Shepard knew this would not be a quick fix. And with the 16th season in team history working toward its completion, he is optimistically digging in and looking to push the Bluefish toward profitable times in the years to come.
"I see this market and I know that it's the wealthiest county in the United States of America," Shepard said. "I see a ballpark, which, for a ballpark that's 16 years old, has a lot to offer people, that people speak well of. The question I have is how do we get more people out here more often? I believe that it's going to take a management team with me at the front of it because the buck stops here."
The Bluefish, who have not averaged 3,000 fans annually since 2005 (3,036), will finish last in the eight-team Atlantic League in attendance for the third straight season. Through Friday's game against the Lancaster Barnstormers, they had drawn 131,256 in 56 openings (2,344 average) and were on pace for 157,040 this season.
Paul Timpanelli, the president and chief executive officer of the Bridgeport Regional Business Council, said he has attempted to host a couple of events at the ballpark in the last couple of months. But they never got off the ground due to a lack of interest.
It now appears that this will be the first time that the BRBC will not have an event at Harbor Yard.

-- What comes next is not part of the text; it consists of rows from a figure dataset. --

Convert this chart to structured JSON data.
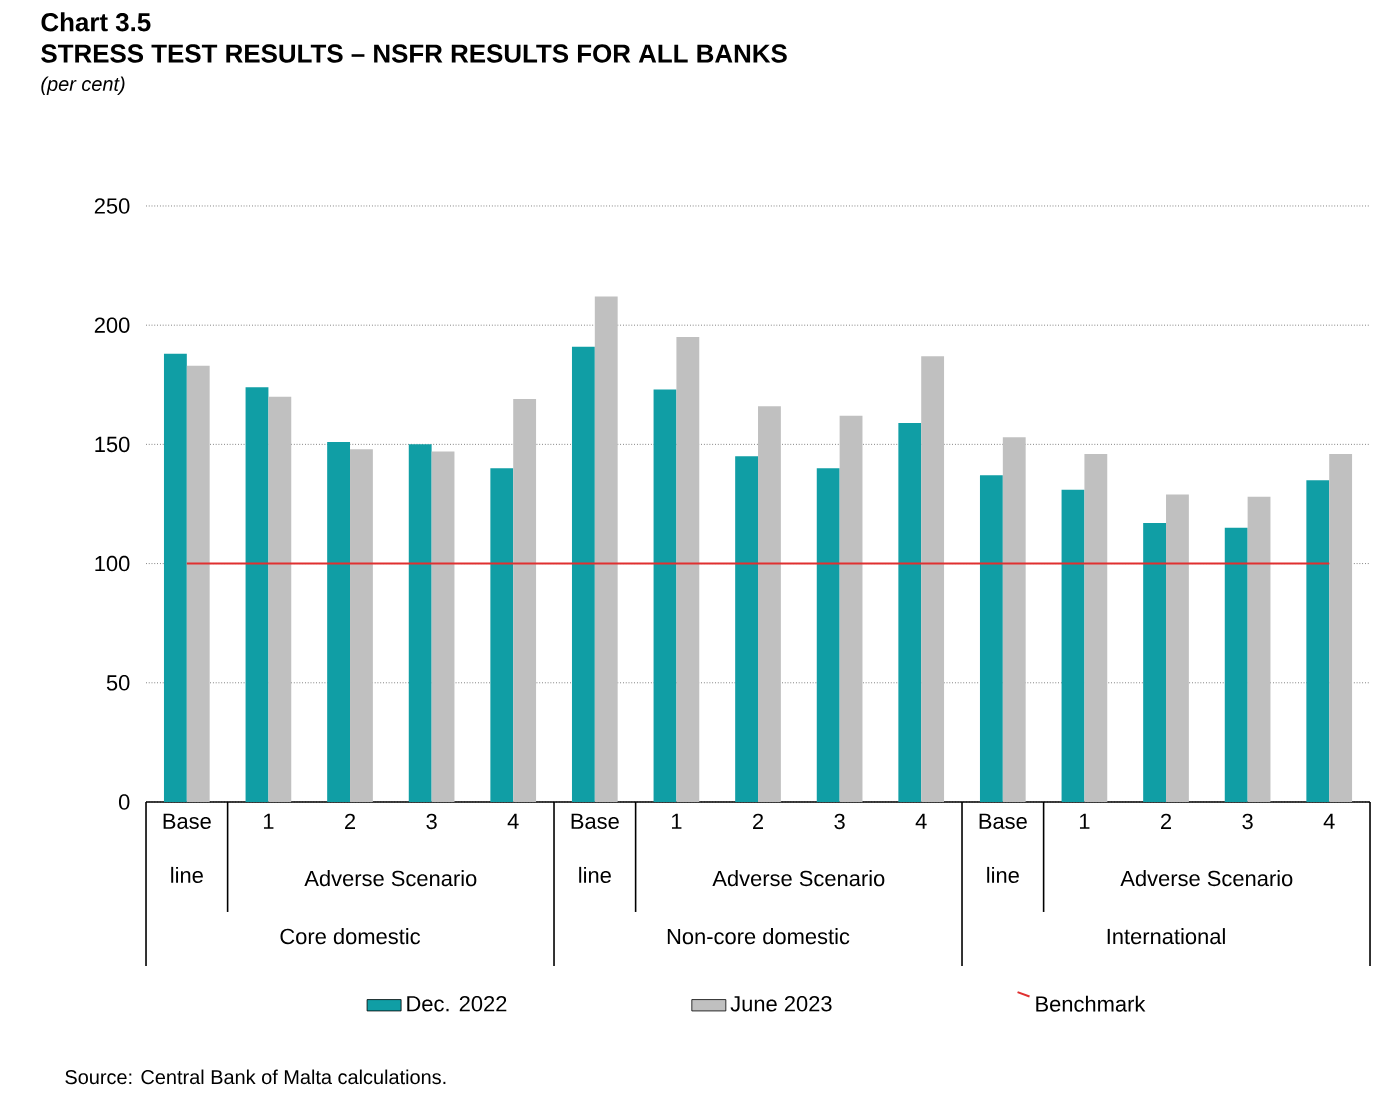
{
  "chart_data": {
    "type": "bar",
    "title": "Chart 3.5",
    "subtitle": "STRESS TEST RESULTS – NSFR RESULTS FOR ALL BANKS",
    "categories": [
      "Base line",
      "1",
      "2",
      "3",
      "4",
      "Base line",
      "1",
      "2",
      "3",
      "4",
      "Base line",
      "1",
      "2",
      "3",
      "4"
    ],
    "series": [
      {
        "name": "Dec. 2022",
        "color": "#109ea5",
        "values": [
          188,
          174,
          151,
          150,
          140,
          191,
          173,
          145,
          140,
          159,
          137,
          131,
          117,
          115,
          135
        ]
      },
      {
        "name": "June 2023",
        "color": "#c0c0c0",
        "values": [
          183,
          170,
          148,
          147,
          169,
          212,
          195,
          166,
          162,
          187,
          153,
          146,
          129,
          128,
          146
        ]
      },
      {
        "name": "Benchmark",
        "type": "line",
        "color": "#e03030",
        "values": [
          100,
          100,
          100,
          100,
          100,
          100,
          100,
          100,
          100,
          100,
          100,
          100,
          100,
          100,
          100
        ]
      }
    ],
    "ylim": [
      0,
      250
    ],
    "yticks": [
      0,
      50,
      100,
      150,
      200,
      250
    ],
    "grid": "y",
    "legend": "bottom",
    "annotations": [
      "Adverse Scenario",
      "Core domestic",
      "Adverse Scenario",
      "Non-core domestic",
      "Adverse Scenario",
      "International",
      "(per cent)",
      "Source: Central Bank of Malta calculations."
    ]
  }
}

"The trend from where they were at their peak to where they are today is obviously not the trend you want," Timpanelli said. "I don't think the park is a problem, the concessions aren't a problem, parking isn't a problem, safety isn't a problem. I think it's good baseball for independent. But it's just the luster (is gone)."

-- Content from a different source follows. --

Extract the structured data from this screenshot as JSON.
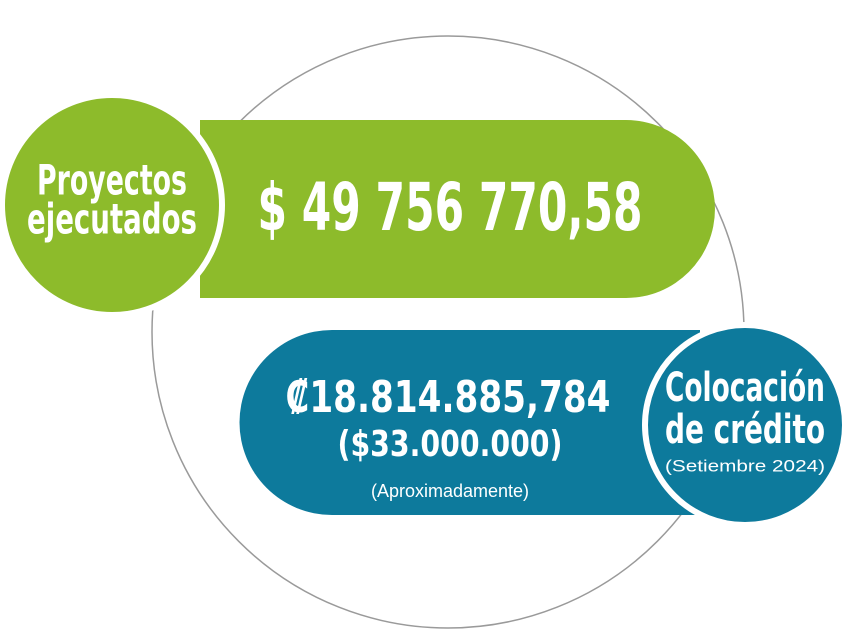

Shepard believes he has to regain the trust of the community and again bring relevance to what the Bluefish are doing on a day-to-day basis. The Bluefish are his sixth stop in pro ball, and his strong background includes working for Boulton at Prince William, Wilmington and Atlantic City.

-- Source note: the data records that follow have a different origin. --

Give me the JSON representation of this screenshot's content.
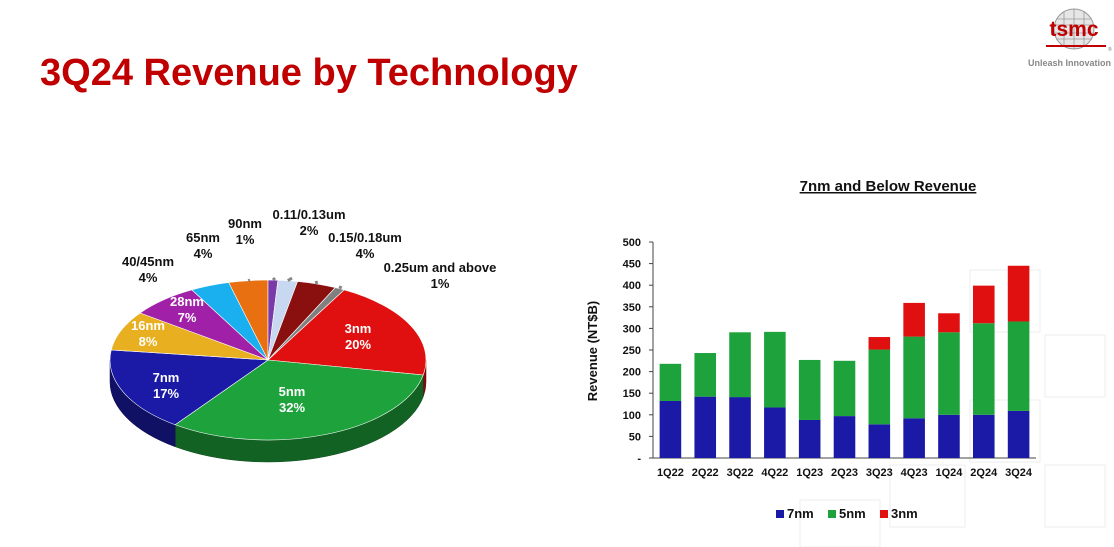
{
  "page": {
    "title": "3Q24 Revenue by Technology"
  },
  "logo": {
    "text": "tsmc",
    "tagline": "Unleash Innovation",
    "color": "#c00000"
  },
  "colors": {
    "title": "#c00000",
    "7nm": "#1a1aa6",
    "5nm": "#1ea33c",
    "3nm": "#e01010"
  },
  "chart_data": [
    {
      "type": "pie",
      "title": "",
      "slices": [
        {
          "label": "3nm",
          "value": 20,
          "pct_text": "20%",
          "color": "#e01010"
        },
        {
          "label": "5nm",
          "value": 32,
          "pct_text": "32%",
          "color": "#1ea33c"
        },
        {
          "label": "7nm",
          "value": 17,
          "pct_text": "17%",
          "color": "#1a1aa6"
        },
        {
          "label": "16nm",
          "value": 8,
          "pct_text": "8%",
          "color": "#e8b020"
        },
        {
          "label": "28nm",
          "value": 7,
          "pct_text": "7%",
          "color": "#a020a8"
        },
        {
          "label": "40/45nm",
          "value": 4,
          "pct_text": "4%",
          "color": "#1ab0f0"
        },
        {
          "label": "65nm",
          "value": 4,
          "pct_text": "4%",
          "color": "#e87010"
        },
        {
          "label": "90nm",
          "value": 1,
          "pct_text": "1%",
          "color": "#7a3aa8"
        },
        {
          "label": "0.11/0.13um",
          "value": 2,
          "pct_text": "2%",
          "color": "#c8d8f0"
        },
        {
          "label": "0.15/0.18um",
          "value": 4,
          "pct_text": "4%",
          "color": "#8a1010"
        },
        {
          "label": "0.25um and above",
          "value": 1,
          "pct_text": "1%",
          "color": "#808080"
        }
      ]
    },
    {
      "type": "bar",
      "stacked": true,
      "title": "7nm and Below Revenue",
      "ylabel": "Revenue (NT$B)",
      "xlabel": "",
      "ylim": [
        0,
        500
      ],
      "yticks": [
        "-",
        "50",
        "100",
        "150",
        "200",
        "250",
        "300",
        "350",
        "400",
        "450",
        "500"
      ],
      "categories": [
        "1Q22",
        "2Q22",
        "3Q22",
        "4Q22",
        "1Q23",
        "2Q23",
        "3Q23",
        "4Q23",
        "1Q24",
        "2Q24",
        "3Q24"
      ],
      "series": [
        {
          "name": "7nm",
          "color": "#1a1aa6",
          "values": [
            132,
            142,
            141,
            117,
            88,
            97,
            78,
            92,
            100,
            100,
            109
          ]
        },
        {
          "name": "5nm",
          "color": "#1ea33c",
          "values": [
            86,
            101,
            150,
            175,
            139,
            128,
            173,
            189,
            191,
            212,
            207
          ]
        },
        {
          "name": "3nm",
          "color": "#e01010",
          "values": [
            0,
            0,
            0,
            0,
            0,
            0,
            29,
            78,
            44,
            87,
            129
          ]
        }
      ],
      "legend": "bottom"
    }
  ]
}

"He is a guy that can make everything better," Boulton said. "But nobody has a magic wand and it takes some time to get your program in place. And that's what Ken has been working toward. I would think that Ken and the way he goes about it, it'll click for him."
Shepard understands that group sales is a significant catalyst for filling the ballpark as well as creating a network of fans that could, in turn, continue to usher in other fans on future dates through word of mouth. The number of group sales is not where Shepard wants it to be right now. And he is accepting blame. However, while the attendance figures are not particularly impressive on paper, they do demonstrate progress as the projected final numbers would represent the highest single-season total/average since 2010, when the Bluefish drew 160,653 in 65 dates (2,471).
The Bluefish, who have an advertising budget that approaches $30,000, drew a franchise-low 132,139 in 65 dates (2,033) last season.
"You just want it to be relevant," said a source who has worked in the city for a number of years. "You just want it to be important. Certainly as a business because I think it's important, but it really is more than a baseball team.